What are your thoughts on it?
What were they not complying with?
IANAL and I don’t have the actual court papers, but is seems to me they were violating GPLv2 Section 6.
Essentially, what this section says is that if you distribute a chunk of software (in this case, the firmware embedded in a smart TV) that in its compiled form contains part or all of a software library covered by this license (in this case, Busybox, which is a bundle of common shell utilities you use every day in a Linux terminal, compacted into one binary to fit onto embedded systems), you have to do one of these four things:
Package the source code of the GPL’d library with the distribution itself. If your executable contains a version of it modified by you, those modifications must be in the source. In this case this would require putting the raw source code for Busybox on the TV itself in a place the user could access it, or perhaps bundling a flash drive with the source code on it with the TV.

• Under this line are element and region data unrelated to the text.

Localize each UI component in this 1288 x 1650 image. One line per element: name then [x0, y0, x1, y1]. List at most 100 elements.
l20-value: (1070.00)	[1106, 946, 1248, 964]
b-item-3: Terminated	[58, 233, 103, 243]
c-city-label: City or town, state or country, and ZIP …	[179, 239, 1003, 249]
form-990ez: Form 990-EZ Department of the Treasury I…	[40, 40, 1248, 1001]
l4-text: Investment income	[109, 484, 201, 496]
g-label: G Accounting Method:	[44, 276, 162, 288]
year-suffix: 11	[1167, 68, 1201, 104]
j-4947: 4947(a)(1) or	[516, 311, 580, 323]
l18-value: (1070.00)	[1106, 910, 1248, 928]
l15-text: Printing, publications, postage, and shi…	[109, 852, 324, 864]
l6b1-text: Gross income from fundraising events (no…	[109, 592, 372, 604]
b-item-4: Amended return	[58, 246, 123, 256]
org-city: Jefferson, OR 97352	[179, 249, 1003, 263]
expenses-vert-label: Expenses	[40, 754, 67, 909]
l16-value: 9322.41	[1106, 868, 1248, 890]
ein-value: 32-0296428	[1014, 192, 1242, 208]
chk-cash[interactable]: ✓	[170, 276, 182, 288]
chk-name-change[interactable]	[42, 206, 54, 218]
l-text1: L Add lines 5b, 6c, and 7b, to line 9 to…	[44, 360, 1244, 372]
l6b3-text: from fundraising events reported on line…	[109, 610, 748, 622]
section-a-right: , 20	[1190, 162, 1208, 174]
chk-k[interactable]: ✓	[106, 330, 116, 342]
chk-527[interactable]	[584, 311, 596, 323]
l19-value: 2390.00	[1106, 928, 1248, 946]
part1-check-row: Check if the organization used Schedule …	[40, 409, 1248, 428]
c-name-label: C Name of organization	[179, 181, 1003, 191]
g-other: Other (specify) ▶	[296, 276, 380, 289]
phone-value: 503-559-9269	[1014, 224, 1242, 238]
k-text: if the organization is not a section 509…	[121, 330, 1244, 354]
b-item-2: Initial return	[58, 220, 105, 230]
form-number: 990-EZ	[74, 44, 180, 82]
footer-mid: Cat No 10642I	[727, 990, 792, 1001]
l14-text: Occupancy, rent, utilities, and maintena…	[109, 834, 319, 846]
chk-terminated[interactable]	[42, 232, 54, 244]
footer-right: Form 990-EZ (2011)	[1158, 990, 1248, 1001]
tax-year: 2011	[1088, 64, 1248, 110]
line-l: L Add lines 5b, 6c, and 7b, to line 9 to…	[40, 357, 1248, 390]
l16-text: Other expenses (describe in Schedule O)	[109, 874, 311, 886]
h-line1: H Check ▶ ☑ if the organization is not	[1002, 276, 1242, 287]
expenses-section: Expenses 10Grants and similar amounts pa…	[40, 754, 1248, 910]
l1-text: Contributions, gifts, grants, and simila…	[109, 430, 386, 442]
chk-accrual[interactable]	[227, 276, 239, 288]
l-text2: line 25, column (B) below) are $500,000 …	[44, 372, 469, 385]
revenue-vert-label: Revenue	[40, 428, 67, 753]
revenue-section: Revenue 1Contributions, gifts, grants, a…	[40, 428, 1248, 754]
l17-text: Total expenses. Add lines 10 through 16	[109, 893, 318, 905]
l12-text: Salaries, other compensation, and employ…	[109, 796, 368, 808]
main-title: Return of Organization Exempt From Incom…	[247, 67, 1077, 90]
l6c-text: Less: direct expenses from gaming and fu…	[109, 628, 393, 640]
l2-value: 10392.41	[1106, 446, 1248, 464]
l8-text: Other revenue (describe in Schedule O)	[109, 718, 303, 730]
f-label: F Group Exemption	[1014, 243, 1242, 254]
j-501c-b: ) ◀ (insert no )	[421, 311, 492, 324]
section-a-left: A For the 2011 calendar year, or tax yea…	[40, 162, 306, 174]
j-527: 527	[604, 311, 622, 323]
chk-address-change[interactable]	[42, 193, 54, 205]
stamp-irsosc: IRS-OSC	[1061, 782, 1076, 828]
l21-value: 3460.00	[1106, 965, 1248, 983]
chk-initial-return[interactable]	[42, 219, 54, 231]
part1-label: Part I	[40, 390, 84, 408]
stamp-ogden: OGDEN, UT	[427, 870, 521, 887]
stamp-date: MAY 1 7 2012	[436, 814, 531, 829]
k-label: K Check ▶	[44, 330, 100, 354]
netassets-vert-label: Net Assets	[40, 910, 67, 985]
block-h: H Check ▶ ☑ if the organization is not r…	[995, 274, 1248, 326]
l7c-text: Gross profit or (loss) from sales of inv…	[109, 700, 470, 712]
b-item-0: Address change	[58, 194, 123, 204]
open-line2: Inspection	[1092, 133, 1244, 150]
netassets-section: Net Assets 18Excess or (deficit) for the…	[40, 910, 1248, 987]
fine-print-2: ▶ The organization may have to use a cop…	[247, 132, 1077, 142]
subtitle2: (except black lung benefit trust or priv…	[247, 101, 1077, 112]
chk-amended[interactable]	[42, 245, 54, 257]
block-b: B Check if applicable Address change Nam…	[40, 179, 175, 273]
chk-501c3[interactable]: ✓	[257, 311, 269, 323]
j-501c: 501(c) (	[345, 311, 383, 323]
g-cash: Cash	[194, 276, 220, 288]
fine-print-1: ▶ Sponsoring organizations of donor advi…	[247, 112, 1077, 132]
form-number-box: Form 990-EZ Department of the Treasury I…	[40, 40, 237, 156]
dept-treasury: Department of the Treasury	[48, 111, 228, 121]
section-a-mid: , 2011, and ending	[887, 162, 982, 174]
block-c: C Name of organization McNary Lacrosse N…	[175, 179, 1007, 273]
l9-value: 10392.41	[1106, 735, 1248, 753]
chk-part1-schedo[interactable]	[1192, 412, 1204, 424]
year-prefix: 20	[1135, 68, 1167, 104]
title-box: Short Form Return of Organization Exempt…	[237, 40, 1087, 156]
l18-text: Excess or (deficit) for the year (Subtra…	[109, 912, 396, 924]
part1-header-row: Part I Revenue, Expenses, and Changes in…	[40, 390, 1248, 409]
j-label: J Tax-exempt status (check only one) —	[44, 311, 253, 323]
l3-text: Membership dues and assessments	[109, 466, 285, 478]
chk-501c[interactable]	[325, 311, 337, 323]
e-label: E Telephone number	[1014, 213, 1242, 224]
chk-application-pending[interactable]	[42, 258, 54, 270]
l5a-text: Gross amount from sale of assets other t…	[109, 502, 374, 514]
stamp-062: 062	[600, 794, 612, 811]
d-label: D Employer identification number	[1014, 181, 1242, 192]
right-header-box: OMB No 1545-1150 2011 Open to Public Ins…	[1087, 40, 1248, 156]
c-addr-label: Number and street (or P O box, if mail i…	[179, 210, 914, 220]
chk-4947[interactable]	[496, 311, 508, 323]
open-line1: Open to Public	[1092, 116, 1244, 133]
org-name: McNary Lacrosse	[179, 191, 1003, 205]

Include a written offer to send the source to anyone who asks for it, at no cost (except for the cost of transfer itself if applicable, e.g. postage), and honor that offer for at least 3 years. I believe this is what most companies that use GPL’d code do.
If the distribution happens at a designated place, offer the source at that same place. This is mostly relevant to download pages, not physical products.
Verify that the customer already has a copy of the source distributed in advance. This is a specific edge case that makes no sense in this context.
This lawsuit was brought about because the sellers of the TVs that contained Busybox were not doing any of the above four things, and those sellers ignored or ghosted plaintiff when plaintiff contacted them about it.